Burning the Dross




There is a  burning bowl service at Unity North Atlanta New Year's Eve every year. This year it fell on a Sunday thus it was during the regular service. A large part of the service was the burning bowl. This is a ceremony where all participants write the life conditions they which to release from their experience on a piece of onion paper and burn it at the front of the church. That morning I awoke with a memory which I have for a long time. It is always tinged with regret. The regret was for not having the courage to stand up for what I wanted at the time.
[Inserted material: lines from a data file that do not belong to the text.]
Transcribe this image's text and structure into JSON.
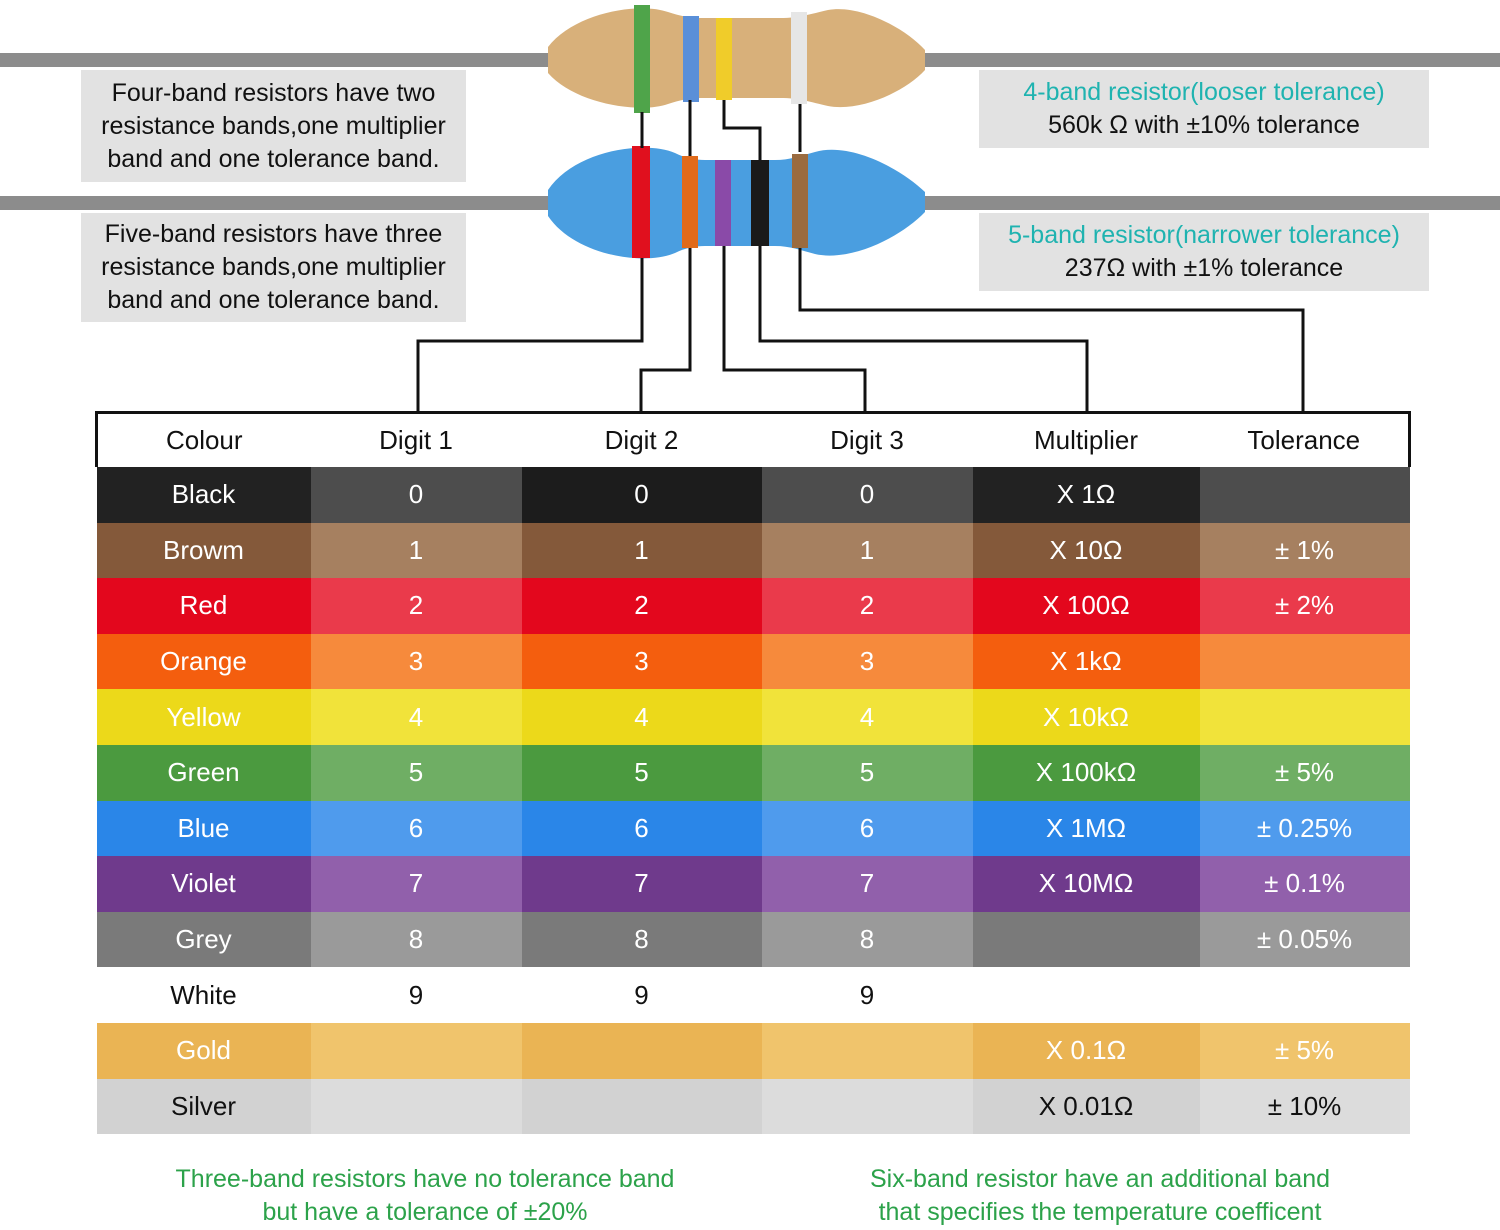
{
  "notes": {
    "left_four_band": [
      "Four-band resistors have two",
      "resistance bands,one multiplier",
      "band and one tolerance band."
    ],
    "left_five_band": [
      "Five-band resistors have three",
      "resistance bands,one multiplier",
      "band and one tolerance band."
    ],
    "right_four_band": {
      "title": "4-band resistor(looser tolerance)",
      "value": "560k Ω with ±10% tolerance"
    },
    "right_five_band": {
      "title": "5-band resistor(narrower tolerance)",
      "value": "237Ω with ±1% tolerance"
    }
  },
  "colors": {
    "accent_teal": "#1fb3b0",
    "footer_green": "#2ca24a",
    "four_band_body": "#d8b07a",
    "five_band_body": "#4a9ee0"
  },
  "four_band_resistor": {
    "bands": [
      "#4fa44a",
      "#5a8fd8",
      "#f0cc2a",
      "#e6e6e6"
    ]
  },
  "five_band_resistor": {
    "bands": [
      "#e0101e",
      "#e06a1a",
      "#8a4aa8",
      "#1a1a1a",
      "#9a6b40"
    ]
  },
  "table": {
    "headers": [
      "Colour",
      "Digit 1",
      "Digit 2",
      "Digit 3",
      "Multiplier",
      "Tolerance"
    ],
    "rows": [
      {
        "name": "Black",
        "cells": [
          "0",
          "0",
          "0",
          "X 1Ω",
          ""
        ],
        "shades": [
          "#222222",
          "#4d4d4d",
          "#1c1c1c",
          "#4d4d4d",
          "#222222",
          "#4d4d4d"
        ]
      },
      {
        "name": "Browm",
        "cells": [
          "1",
          "1",
          "1",
          "X 10Ω",
          "± 1%"
        ],
        "shades": [
          "#84593a",
          "#a68060",
          "#84593a",
          "#a68060",
          "#84593a",
          "#a68060"
        ]
      },
      {
        "name": "Red",
        "cells": [
          "2",
          "2",
          "2",
          "X 100Ω",
          "± 2%"
        ],
        "shades": [
          "#e3071d",
          "#ea3a4b",
          "#e3071d",
          "#ea3a4b",
          "#e3071d",
          "#ea3a4b"
        ]
      },
      {
        "name": "Orange",
        "cells": [
          "3",
          "3",
          "3",
          "X 1kΩ",
          ""
        ],
        "shades": [
          "#f45e0e",
          "#f68a3c",
          "#f45e0e",
          "#f68a3c",
          "#f45e0e",
          "#f68a3c"
        ]
      },
      {
        "name": "Yellow",
        "cells": [
          "4",
          "4",
          "4",
          "X 10kΩ",
          ""
        ],
        "shades": [
          "#ecd91a",
          "#f1e33a",
          "#ecd91a",
          "#f1e33a",
          "#ecd91a",
          "#f1e33a"
        ]
      },
      {
        "name": "Green",
        "cells": [
          "5",
          "5",
          "5",
          "X 100kΩ",
          "± 5%"
        ],
        "shades": [
          "#4b9a3f",
          "#6fae64",
          "#4b9a3f",
          "#6fae64",
          "#4b9a3f",
          "#6fae64"
        ]
      },
      {
        "name": "Blue",
        "cells": [
          "6",
          "6",
          "6",
          "X 1MΩ",
          "± 0.25%"
        ],
        "shades": [
          "#2a86e8",
          "#4f9bed",
          "#2a86e8",
          "#4f9bed",
          "#2a86e8",
          "#4f9bed"
        ]
      },
      {
        "name": "Violet",
        "cells": [
          "7",
          "7",
          "7",
          "X 10MΩ",
          "± 0.1%"
        ],
        "shades": [
          "#6f3a8c",
          "#9160ab",
          "#6f3a8c",
          "#9160ab",
          "#6f3a8c",
          "#9160ab"
        ]
      },
      {
        "name": "Grey",
        "cells": [
          "8",
          "8",
          "8",
          "",
          "± 0.05%"
        ],
        "shades": [
          "#7a7a7a",
          "#9a9a9a",
          "#7a7a7a",
          "#9a9a9a",
          "#7a7a7a",
          "#9a9a9a"
        ]
      },
      {
        "name": "White",
        "cells": [
          "9",
          "9",
          "9",
          "",
          ""
        ],
        "shades": [
          "#ffffff",
          "#ffffff",
          "#ffffff",
          "#ffffff",
          "#ffffff",
          "#ffffff"
        ]
      },
      {
        "name": "Gold",
        "cells": [
          "",
          "",
          "",
          "X 0.1Ω",
          "± 5%"
        ],
        "shades": [
          "#eab454",
          "#f0c46c",
          "#eab454",
          "#f0c46c",
          "#eab454",
          "#f0c46c"
        ]
      },
      {
        "name": "Silver",
        "cells": [
          "",
          "",
          "",
          "X 0.01Ω",
          "± 10%"
        ],
        "shades": [
          "#d2d2d2",
          "#dcdcdc",
          "#d2d2d2",
          "#dcdcdc",
          "#d2d2d2",
          "#dcdcdc"
        ]
      }
    ]
  },
  "footer": {
    "left": [
      "Three-band resistors have no tolerance band",
      "but have a tolerance of ±20%"
    ],
    "right": [
      "Six-band resistor have an additional band",
      "that specifies the temperature coefficent"
    ]
  }
}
Here’s what happened. I was dating this fine young man, I was young myself. But there were social pressures on the relationship and we agreed to end it. Ha was so loving and kind and caring and never forgot my birthday. On this particular birthday he came by my apartment with flowers like he always did. My brother was taking me and his girlfriend to dinner for my birthday. I was walking out with the flowers in my arms and John that is his name, when my brother rolled up. We were on opposite sides of the street. My brother did not approve of the relationship. He blew the horn loudly several times and both he and his girlfriend started yelling at me to come on and leave John. I sheepishly said I have to go and crossed the street, entered the van. I did not look back for fear of what I would see on the corner. That ended whatever shred of a relationship I had with John. 

Whenever I think of that moment there is always regret for what could have been. In the burning bowl I placed the regret and sadness that remained of that moment. I took the opportunity to forgive myself for not being strong in that moment. I accepted all the actors for doing the best we knew how to do. And I accepted that John had to leave. 

I think of that moment now and the regret is gone. I am grateful.